Some of the best hotel projects will get built, but in light of the county’s increasing hotel room inventory, lesser ones likely will not, he added.

Hotel owner and developer Doug Manchester, who owns the Manchester Grand Hyatt Hotel, the city’s largest convention hotel, agrees with Reinders.

“In my opinion, acquisitions and financing will be more difficult, but select properties will still get built,” Manchester said.

Among hotels Atlas Hospitality listed as being in the pipeline for San Diego are three with 1,280 rooms that Manchester is proposing for the Navy Broadway Complex, an eight-block waterfront site on North Harbor Drive.

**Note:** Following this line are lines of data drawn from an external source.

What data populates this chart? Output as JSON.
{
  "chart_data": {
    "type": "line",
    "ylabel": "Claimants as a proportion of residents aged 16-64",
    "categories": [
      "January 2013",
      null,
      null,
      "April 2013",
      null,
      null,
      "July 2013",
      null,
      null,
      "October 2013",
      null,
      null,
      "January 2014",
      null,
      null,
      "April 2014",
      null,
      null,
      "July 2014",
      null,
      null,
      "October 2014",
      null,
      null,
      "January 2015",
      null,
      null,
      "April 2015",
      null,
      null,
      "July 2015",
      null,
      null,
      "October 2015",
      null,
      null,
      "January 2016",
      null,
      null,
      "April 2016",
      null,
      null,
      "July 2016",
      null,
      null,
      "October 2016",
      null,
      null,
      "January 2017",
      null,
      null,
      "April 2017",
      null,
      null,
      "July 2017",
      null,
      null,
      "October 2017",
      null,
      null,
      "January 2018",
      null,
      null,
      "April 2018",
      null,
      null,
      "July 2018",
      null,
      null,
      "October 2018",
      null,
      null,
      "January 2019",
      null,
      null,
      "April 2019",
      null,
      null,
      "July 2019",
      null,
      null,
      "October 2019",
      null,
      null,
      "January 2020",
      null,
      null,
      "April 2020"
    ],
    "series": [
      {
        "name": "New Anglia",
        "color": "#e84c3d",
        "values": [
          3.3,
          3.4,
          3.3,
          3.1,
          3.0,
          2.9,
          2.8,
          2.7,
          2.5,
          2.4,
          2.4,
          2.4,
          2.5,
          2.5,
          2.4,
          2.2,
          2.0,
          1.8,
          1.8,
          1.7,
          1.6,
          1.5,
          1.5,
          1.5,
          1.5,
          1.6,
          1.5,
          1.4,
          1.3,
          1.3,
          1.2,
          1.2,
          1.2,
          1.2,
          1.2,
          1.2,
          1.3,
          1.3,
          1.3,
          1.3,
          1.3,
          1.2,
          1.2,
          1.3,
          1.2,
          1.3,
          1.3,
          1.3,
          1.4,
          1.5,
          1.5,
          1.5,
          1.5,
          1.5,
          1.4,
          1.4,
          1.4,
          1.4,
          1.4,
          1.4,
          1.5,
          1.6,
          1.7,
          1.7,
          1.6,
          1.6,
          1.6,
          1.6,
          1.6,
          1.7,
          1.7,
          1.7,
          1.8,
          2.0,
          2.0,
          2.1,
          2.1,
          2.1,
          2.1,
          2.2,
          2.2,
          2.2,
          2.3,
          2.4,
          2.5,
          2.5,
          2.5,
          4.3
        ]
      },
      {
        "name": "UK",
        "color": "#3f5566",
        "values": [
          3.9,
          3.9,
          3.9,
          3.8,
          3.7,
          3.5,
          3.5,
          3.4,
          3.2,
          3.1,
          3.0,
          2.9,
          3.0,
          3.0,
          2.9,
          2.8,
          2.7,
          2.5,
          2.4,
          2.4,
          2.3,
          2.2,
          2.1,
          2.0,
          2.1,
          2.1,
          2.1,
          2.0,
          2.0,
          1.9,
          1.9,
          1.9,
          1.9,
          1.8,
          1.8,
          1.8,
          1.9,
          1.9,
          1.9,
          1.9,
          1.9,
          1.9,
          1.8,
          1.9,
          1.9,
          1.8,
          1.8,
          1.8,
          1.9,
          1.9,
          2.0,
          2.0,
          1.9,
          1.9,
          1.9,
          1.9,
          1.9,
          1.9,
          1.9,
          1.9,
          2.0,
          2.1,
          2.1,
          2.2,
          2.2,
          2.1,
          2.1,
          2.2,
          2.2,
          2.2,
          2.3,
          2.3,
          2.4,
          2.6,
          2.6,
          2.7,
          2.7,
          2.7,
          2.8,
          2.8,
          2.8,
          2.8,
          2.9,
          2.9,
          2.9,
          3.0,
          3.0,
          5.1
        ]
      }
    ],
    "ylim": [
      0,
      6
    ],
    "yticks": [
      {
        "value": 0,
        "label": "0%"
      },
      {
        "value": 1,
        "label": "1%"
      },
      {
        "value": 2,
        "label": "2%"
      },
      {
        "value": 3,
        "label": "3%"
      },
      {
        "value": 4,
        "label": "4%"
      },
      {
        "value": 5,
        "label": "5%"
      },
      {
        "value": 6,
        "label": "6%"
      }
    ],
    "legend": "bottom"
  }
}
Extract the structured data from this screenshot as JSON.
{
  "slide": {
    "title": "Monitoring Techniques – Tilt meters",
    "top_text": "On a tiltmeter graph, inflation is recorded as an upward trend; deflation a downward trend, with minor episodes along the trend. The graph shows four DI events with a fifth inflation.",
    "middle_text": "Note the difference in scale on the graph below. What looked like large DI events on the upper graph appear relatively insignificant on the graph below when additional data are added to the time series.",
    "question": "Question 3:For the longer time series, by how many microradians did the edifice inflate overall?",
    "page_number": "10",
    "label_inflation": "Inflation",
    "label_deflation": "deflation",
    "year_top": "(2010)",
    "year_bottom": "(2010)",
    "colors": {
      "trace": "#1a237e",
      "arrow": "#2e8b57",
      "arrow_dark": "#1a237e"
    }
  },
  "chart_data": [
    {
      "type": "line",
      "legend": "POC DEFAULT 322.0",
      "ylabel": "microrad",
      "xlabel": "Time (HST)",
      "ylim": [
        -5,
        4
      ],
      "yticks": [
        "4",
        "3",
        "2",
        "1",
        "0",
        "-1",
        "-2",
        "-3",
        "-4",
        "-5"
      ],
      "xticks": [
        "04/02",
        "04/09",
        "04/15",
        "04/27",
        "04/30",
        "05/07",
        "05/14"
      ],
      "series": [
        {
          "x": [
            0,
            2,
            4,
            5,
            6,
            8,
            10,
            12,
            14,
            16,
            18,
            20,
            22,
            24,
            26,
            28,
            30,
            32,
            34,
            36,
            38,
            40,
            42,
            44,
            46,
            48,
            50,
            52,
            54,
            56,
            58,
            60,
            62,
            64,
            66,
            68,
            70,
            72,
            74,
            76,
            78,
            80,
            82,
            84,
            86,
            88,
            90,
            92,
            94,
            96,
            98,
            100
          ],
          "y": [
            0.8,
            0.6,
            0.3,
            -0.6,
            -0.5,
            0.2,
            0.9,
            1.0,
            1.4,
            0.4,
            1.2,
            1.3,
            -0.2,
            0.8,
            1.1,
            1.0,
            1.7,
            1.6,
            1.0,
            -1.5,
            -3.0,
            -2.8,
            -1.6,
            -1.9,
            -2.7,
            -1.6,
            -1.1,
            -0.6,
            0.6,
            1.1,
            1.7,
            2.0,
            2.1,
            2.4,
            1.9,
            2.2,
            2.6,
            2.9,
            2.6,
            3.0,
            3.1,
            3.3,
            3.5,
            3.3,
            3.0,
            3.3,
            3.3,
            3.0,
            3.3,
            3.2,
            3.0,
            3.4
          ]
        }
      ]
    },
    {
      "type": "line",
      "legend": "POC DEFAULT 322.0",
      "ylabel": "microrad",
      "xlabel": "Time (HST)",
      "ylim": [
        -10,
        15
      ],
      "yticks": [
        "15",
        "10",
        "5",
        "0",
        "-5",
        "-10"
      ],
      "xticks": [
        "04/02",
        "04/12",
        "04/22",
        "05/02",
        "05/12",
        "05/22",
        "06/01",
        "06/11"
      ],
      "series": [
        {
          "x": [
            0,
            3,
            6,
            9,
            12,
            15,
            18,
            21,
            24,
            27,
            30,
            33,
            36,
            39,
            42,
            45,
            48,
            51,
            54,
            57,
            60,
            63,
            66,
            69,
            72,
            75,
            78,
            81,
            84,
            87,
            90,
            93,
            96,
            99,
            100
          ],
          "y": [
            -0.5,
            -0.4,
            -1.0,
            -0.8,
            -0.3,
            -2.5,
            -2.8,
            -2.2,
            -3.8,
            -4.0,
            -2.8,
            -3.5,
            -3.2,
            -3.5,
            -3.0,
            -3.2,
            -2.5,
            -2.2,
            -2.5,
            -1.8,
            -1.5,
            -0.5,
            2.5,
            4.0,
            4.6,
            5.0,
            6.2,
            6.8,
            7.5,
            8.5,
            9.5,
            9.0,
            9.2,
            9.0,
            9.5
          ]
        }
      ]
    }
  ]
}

Office buildings are also planned.

Manchester said he couldn’t comment on financing as yet, since lenders would not consider the proposal before it’s given the go-ahead.

While the city has approved it, a coalition opposing the plan has filed two lawsuits to stop it and Manchester is suing the California Coastal Commission over whether a development permit is required. Those lawsuits are pending.

Two others that are among the largest in the pipeline locally are a 650-room hotel proposed by Miller Global Properties LLC of Denver to carry the Nickelodeon Resorts by Marriott flag at Liberty Station in Point Loma and a 600-room hotel by Sunroad Enterprises on Harbor Island. Executives with Miller Global could not be reached for comment, and Sunroad did not return a phone call.

While talks among Gaylord Entertainment, Chula Vista and the San Diego Unified Port District resumed this month regarding a proposed $1 billion complex containing a hotel with up to 1,700 rooms, Atlas Hospitality removed that from its pipeline list when Gaylord earlier withdrew its proposal.

Dave Kloeppel, Gaylord’s chief financial officer, said that the current shake-up in the lending environment would not affect the company’s decision to continue negotiations.

“For borrowers like us, who borrow based on the generation of cash flow on its assets, borrowing is slightly more expensive, but still widely available,” Kloeppel said.

Gaylord has hotels and conference centers in Nashville, Tenn., Kissimmee, Fla., Grapevine, Texas, and the Washington, D.C., area.

According to Atlas Hospitality, there were 9,970 hotel rooms under construction in Southern California during the first half of this year, 21 percent more than the same year-ago period, and 40,465 rooms were in planning stages, an increase of 41 percent. In Northern California, the tally of rooms under construction stood at 5,064, up 15 percent from the first half of 2006, while 24,443 were in the pipeline, up 67 percent.